It appears Nintendo is confident with the name of its next console.
Despite earlier speculation that Nintendo might change the name of the Wii successor, the company is bolstering promotion of the Wii U moniker.
There is now a brand new official Facebook page for the Wii U, and Nintendo also rolled out a brand new logo for the device, with no adjustments to the name from last year’s E3 announcement.
Nintendo president Satoru Iwata, who was the one on stage when the new system was revealed, would later go on to say that although he didn’t believe there were any flaws in the presentation, he should have at least shown a picture of the Wii U system at the outset.

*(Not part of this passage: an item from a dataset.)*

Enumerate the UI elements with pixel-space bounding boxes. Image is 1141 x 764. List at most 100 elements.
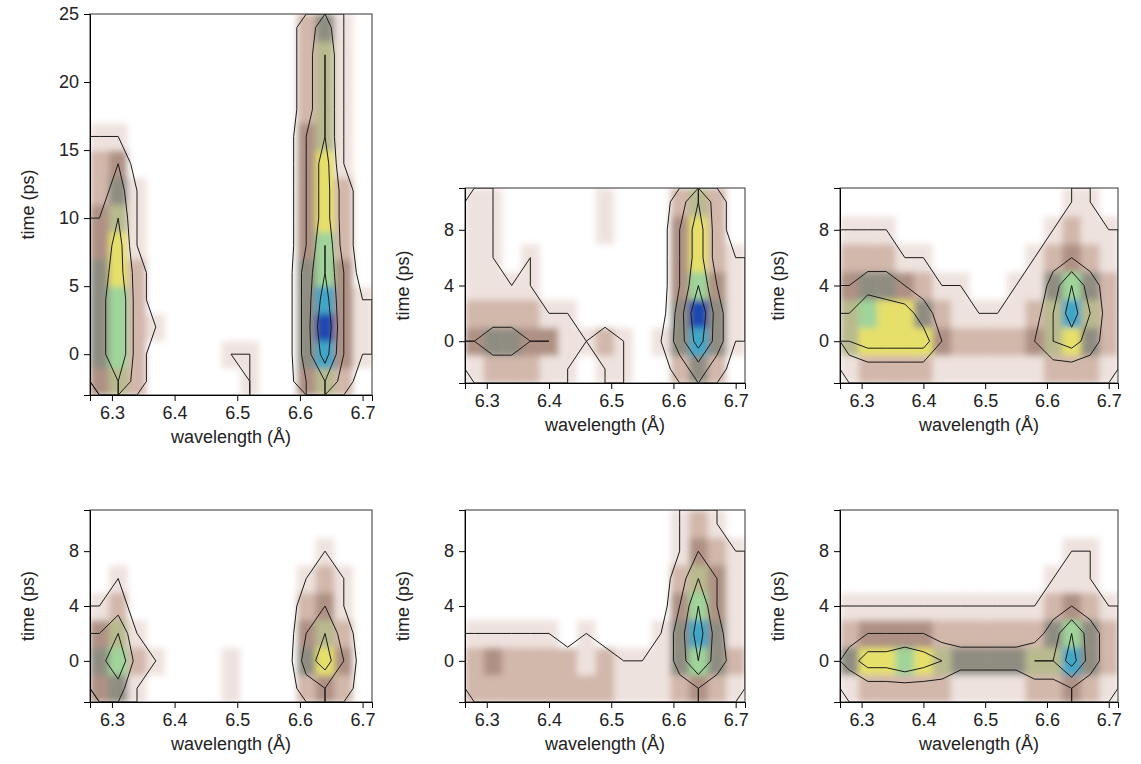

Iwata, who did a whirlwind of interviews at E3, told other reporters he was at a loss for words as to why investors reacted negatively to the Wii U, driving Nintendo’s stock price down – something that almost never happens when a video game company introduces a new piece of hardware.
Of course, there is not much to a name, except in situations where a company truly needs to put it in consumers’ minds that a new product is completely detached from its predecessor.
Case in point – the 3DS. Nintendo created the Nintendo DS, the DS Lite, the DSi, and the DSi XL, and considers all of those to be the same device. The name “3DS” seems to fit into that same mix and as such, it is struggling to find its own identity. Nintendo of course wants to prevent this same problem from creeping up with the Wii’s successor.